Promise, The: Interview with Director Terry George

Terry George’s The Promise is set in 1914, when the Great War looms, and the Ottoman Empire is crumbling.

The films I have loved and admired most were those that took audiences inside momentous human events, films that immersed us in history in a visceral and unique way.

The greatest non-fiction films such as Schindler’s List, The Killing Fields, Reds, The Battle of Algiers, and historical dramas such as A Man for All Seasons, Doctor Zhivago and Apocalypse Now.

Within the course of a few hours I experienced anger, fear, empathy, real sorrow and sometimes real joy. No other cinema genre could move me in that way.  I left the theater overwhelmed. I had been guided through historic moments by characters I would not forget.

As a filmmaker, my challenge is to find stories and characters that allow me to take cinemagoers inside an event about which they had little or no knowledge, and show them that the human spirit can survive and triumph in the most adverse of circumstances.

This was the motivation for me and my writing partner, director Jim Sheridan, with In the Name of the Father and The Boxer, and my challenge as a director with Some Mother’s Son and Hotel Rwanda.

Three years ago I was lucky enough to be offered a script by Robin Swicord. The Promise is a love story set during the days of the Armenian Genocide, one of the greatest and least known catastrophes of the 20th century.

This attempt to eradicate an entire nation has almost disappeared from the history books because of collective denial and political expediency. It is a story that I believe demands to be told in cinematic form. But how do you get audiences to experience such a horrific and foreign event?

I looked to the great cinematic masters for inspiration. David Lean. who took us into the Russian Revolution in Dr. Zhivago and into the Irish War of Independence in Ryan’s Daughter. Warren Beatty, who allowed us to experience the Russian Revolution through the eyes of John Reid in Reds. They both used romance to lure audiences into seats. They told great love stories that were inextricably woven into the story of these momentous events.

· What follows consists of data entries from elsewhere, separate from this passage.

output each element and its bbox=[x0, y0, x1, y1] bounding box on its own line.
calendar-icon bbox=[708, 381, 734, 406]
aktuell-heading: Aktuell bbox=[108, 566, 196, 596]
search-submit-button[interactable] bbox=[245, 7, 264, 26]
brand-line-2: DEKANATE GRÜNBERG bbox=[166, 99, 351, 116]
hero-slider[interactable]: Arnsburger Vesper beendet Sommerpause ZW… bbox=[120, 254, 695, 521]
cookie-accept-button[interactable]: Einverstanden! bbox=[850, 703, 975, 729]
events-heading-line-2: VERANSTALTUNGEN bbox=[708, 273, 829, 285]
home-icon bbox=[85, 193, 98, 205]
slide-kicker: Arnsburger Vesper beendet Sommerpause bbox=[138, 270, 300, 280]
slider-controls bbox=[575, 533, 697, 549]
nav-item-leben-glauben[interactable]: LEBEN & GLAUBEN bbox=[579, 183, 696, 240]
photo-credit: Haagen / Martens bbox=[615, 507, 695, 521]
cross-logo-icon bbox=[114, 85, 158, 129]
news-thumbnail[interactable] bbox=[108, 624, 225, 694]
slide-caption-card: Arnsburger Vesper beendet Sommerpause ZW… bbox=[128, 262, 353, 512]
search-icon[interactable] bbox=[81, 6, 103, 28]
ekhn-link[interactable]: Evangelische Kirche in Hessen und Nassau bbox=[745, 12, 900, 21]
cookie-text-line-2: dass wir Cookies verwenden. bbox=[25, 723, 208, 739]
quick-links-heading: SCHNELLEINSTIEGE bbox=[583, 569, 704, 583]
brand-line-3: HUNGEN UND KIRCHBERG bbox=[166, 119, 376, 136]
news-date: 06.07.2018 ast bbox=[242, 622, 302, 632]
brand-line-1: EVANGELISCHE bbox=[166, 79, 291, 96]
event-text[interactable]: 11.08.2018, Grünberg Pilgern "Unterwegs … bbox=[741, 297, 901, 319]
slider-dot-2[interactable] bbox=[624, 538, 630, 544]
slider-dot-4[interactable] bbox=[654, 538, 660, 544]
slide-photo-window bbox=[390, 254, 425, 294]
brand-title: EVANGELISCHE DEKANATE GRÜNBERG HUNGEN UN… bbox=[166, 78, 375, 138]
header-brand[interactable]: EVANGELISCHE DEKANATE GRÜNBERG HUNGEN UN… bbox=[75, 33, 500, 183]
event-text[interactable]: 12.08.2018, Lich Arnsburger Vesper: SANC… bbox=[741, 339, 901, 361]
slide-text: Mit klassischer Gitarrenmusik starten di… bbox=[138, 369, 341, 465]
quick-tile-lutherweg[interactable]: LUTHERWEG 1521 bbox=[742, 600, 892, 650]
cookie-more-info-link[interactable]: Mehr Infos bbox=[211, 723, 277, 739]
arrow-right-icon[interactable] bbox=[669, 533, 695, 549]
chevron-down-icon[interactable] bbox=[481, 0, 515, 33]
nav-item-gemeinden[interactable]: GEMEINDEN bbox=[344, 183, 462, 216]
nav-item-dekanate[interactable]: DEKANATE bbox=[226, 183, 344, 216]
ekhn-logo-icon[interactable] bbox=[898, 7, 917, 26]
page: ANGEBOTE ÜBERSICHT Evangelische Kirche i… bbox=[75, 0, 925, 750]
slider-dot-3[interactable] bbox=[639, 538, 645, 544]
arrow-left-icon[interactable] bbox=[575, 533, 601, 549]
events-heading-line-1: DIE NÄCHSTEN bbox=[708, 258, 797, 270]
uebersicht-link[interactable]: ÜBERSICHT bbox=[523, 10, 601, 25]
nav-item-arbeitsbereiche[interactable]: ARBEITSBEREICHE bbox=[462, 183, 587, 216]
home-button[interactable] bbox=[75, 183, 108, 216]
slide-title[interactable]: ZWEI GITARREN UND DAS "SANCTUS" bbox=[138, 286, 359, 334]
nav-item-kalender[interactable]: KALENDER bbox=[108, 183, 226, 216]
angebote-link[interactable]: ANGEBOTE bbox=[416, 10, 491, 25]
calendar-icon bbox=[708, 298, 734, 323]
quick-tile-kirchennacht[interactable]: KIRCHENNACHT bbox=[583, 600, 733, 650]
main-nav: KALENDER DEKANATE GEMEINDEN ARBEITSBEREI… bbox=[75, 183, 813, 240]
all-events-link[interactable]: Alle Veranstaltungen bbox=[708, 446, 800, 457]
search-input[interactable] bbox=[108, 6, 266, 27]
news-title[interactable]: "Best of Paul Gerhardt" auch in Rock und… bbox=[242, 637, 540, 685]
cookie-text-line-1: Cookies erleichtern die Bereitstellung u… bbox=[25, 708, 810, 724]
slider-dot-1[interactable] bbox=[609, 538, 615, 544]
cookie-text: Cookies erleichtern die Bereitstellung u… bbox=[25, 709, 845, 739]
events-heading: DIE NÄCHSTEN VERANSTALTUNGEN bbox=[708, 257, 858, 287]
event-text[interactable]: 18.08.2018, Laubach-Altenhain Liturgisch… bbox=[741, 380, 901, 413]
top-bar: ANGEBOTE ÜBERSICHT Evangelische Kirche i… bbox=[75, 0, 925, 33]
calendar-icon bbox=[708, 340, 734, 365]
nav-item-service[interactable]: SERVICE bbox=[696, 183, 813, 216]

As we fell in love with their characters, we also learned of the hardships, the joy and the pain they experienced as part of history. Co-writing and directing The Promise presented me with a truly unique opportunity. I have been able to work with amazingly talented people, Christian Bale, Oscar Isaac and Charlotte Le Bon, and many other great actors to tell a love story that I hope will not only captivate and move audiences, but will also take audiences inside the calamity that befell the Armenian people in 1915 and to allow them witness real historical events, experience joy, feel fear, witness courage, sorrow and redemption.

Most importantly, I hope that The Promise will educate audiences about an event that deserves to be recognized, remembered and honored around the world. What greater opportunity could a film maker ask for?